La Germania non è più la locomotiva
Esaurita la spinta della
liberalizzazione del lavoro, le leggi Hartz del 2004-2005, la Germania ritorna
il “malato d’Europa”. Non propriamente. Non ha i cinque milioni di disoccuapti
d’inizio millennio. E va in recessione ufficialmente per la debolezza dei
consumi e dei servizi. Ma di fatto è in ristagno anche come fabbrica. E la
debolezza dei consumi è da correlarsi alla liberalizzazione del lavoro, al ristagno-debolezza
del reddito medio.
Pesa sulla Germania anche la
guerra in Ucraina. Che ha bloccato il rapporto speciale con la Russia, di cui
la Germania era il partner maggiore – rapporto che non potrà più essere
ristabilito nel futuro prevedibile. E ha indebolito l’Est europeo oltre che la
stessa Ucraina, di cui la Germania era ed è sempre il primo partner.
Un privilegio curiosamente
svanito è pure il mercantilismo del quindicennio Merkel. Che la Germania poté esercitare liberamente su Bruxelles, e su Francoforte (negli anni di Draghi).

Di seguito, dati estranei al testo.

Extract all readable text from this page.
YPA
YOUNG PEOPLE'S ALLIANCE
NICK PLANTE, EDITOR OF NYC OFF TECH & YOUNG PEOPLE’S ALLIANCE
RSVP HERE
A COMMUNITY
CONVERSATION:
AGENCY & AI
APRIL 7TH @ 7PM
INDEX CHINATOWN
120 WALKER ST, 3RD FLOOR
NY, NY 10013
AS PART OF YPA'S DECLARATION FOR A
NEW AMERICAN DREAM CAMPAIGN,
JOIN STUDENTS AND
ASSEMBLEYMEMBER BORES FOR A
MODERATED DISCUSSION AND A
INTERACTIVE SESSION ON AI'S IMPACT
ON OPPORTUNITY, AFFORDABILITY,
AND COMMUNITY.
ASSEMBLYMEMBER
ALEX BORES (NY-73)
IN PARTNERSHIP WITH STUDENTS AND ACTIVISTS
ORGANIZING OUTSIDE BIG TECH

Sulle politiche di bilancio e sugli aiuti pubblici (all’industria, alle banche),
mentre si imponevano vincoli più stringenti ad altri paesi, tra essi l’Italia.
Perfino gli stress test bancari erano
laschi per le banche tedesche e specialmente arcigni per quelle italiane,
Unicredit, Mps. Senza contare gli attacchi polemici sul debito e sulle banche
italiane - un abominio nelle politiche monetarie, che vogliono riservatezza -
del presidente merkeliano della Bundesbank, il suo giovane d’ufficio
Weidmann.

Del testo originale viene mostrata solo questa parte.